Is a wireguard setup possible between two openwrt devices, call them A and B, that makes peer A appear as though its traffic originates from peer B but that uses the connection bandwidth of itself (peer A)?

My peer A is on a fiber connection and peer B is on a slower cable connection. I want peer B's traffic to appear as though it is behind peer A's network, but use the actual bandwith of itself (peer A).

Is this possible?

If A and B are both on internet, B will generate own traffic, while A will carry it's own traffic plus the traffic of B.

B's traffic will appear as comping from A, but I don't know what good it's going to do, except for getting around geo blocking.

Is it possible to have A not carry both A+B's traffic somehow yet allow B to appear as coming from A?

Not really.
What are you trying to achieve?

Use case is geo blocking but peer B has a slow connection. I would like peer B to have peer A's IP WAN address but use its own bandwidth so it does not saturate peer A's bandwidth.

You can cap B at A, but B is obviously never going to be faster than the plan bought from the ISP.

You're trying to ask netflix "please give me that stream" via VPN, which is a tiny request, but make netflix respond a couple of GBytes of data without going through that VPN, I guess.

What you're talking about would result in "asymmetric routing". Make the request go one way, but the response should go another.

While this is technically possible "in general", I's also most likely blocked by your ISP.
You might read up on amplification attacks as a sub category of denial of service attacks. Find a tiny request the causes a huge response package, find a server that responds to that kind of requests and fake the origin address so that the server you're asking sends the response to your victim. There should (and will) be something in place to prevent this.

If you're a data center provider or own some fibers from Europe to the USA, asymmetric networking is totally a thing to do - within the network you own.
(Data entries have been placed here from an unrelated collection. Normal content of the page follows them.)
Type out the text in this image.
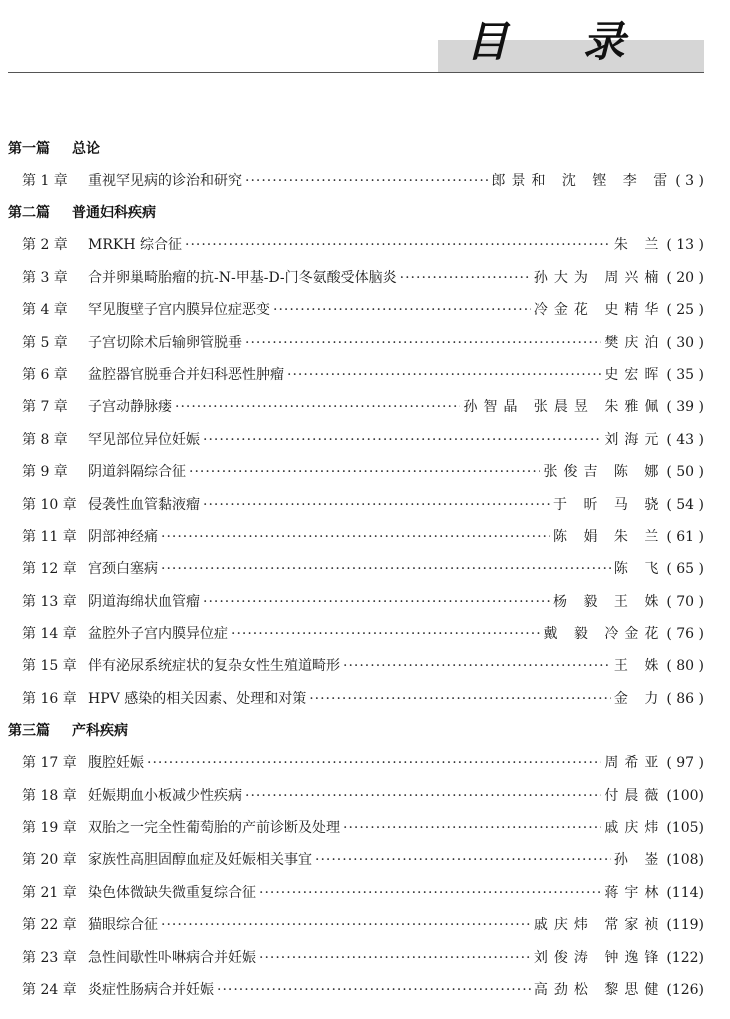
目 录
第一篇 总论
第 1 章 重视罕见病的诊治和研究 ·····	郎景和 沈 铿 李 雷 ( 3 )
第二篇 普通妇科疾病
第 2 章 MRKH 综合征 ·····	朱 兰 ( 13 )
第 3 章 合并卵巢畸胎瘤的抗-N-甲基-D-门冬氨酸受体脑炎 ·····	孙大为 周兴楠 ( 20 )
第 4 章 罕见腹壁子宫内膜异位症恶变 ·····	冷金花 史精华 ( 25 )
第 5 章 子宫切除术后输卵管脱垂 ·····	樊庆泊 ( 30 )
第 6 章 盆腔器官脱垂合并妇科恶性肿瘤 ·····	史宏晖 ( 35 )
第 7 章 子宫动静脉瘘 ·····	孙智晶 张晨昱 朱雅佩 ( 39 )
第 8 章 罕见部位异位妊娠 ·····	刘海元 ( 43 )
第 9 章 阴道斜隔综合征 ·····	张俊吉 陈 娜 ( 50 )
第 10 章 侵袭性血管黏液瘤 ·····	于 昕 马 骁 ( 54 )
第 11 章 阴部神经痛 ·····	陈 娟 朱 兰 ( 61 )
第 12 章 宫颈白塞病 ·····	陈 飞 ( 65 )
第 13 章 阴道海绵状血管瘤 ·····	杨 毅 王 姝 ( 70 )
第 14 章 盆腔外子宫内膜异位症 ·····	戴 毅 冷金花 ( 76 )
第 15 章 伴有泌尿系统症状的复杂女性生殖道畸形 ·····	王 姝 ( 80 )
第 16 章 HPV 感染的相关因素、处理和对策 ·····	金 力 ( 86 )
第三篇 产科疾病
第 17 章 腹腔妊娠 ·····	周希亚 ( 97 )
第 18 章 妊娠期血小板减少性疾病 ·····	付晨薇 (100)
第 19 章 双胎之一完全性葡萄胎的产前诊断及处理 ·····	戚庆炜 (105)
第 20 章 家族性高胆固醇血症及妊娠相关事宜 ·····	孙 崟 (108)
第 21 章 染色体微缺失微重复综合征 ·····	蒋宇林 (114)
第 22 章 猫眼综合征 ·····	戚庆炜 常家祯 (119)
第 23 章 急性间歇性卟啉病合并妊娠 ·····	刘俊涛 钟逸锋 (122)
第 24 章 炎症性肠病合并妊娠 ·····	高劲松 黎思健 (126)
But it's increasingly unlikely to be allowed/supported by your network peers if you're crossing line ownership boundaries, and it's close to impossible for contractually domestic internet connections.

Even if it was supported by your ISP and all network providers in between:
Using a mangled source address where netflix thought the request came from your home address instead from your VPN endpoint would cause netflix to apply its geo-blocking rule, since netflix doesn't want you to serve this data if it came from your home location. The very act of adjusting the package source address of your request would completely undo your attempt of circumventing geo-blocking.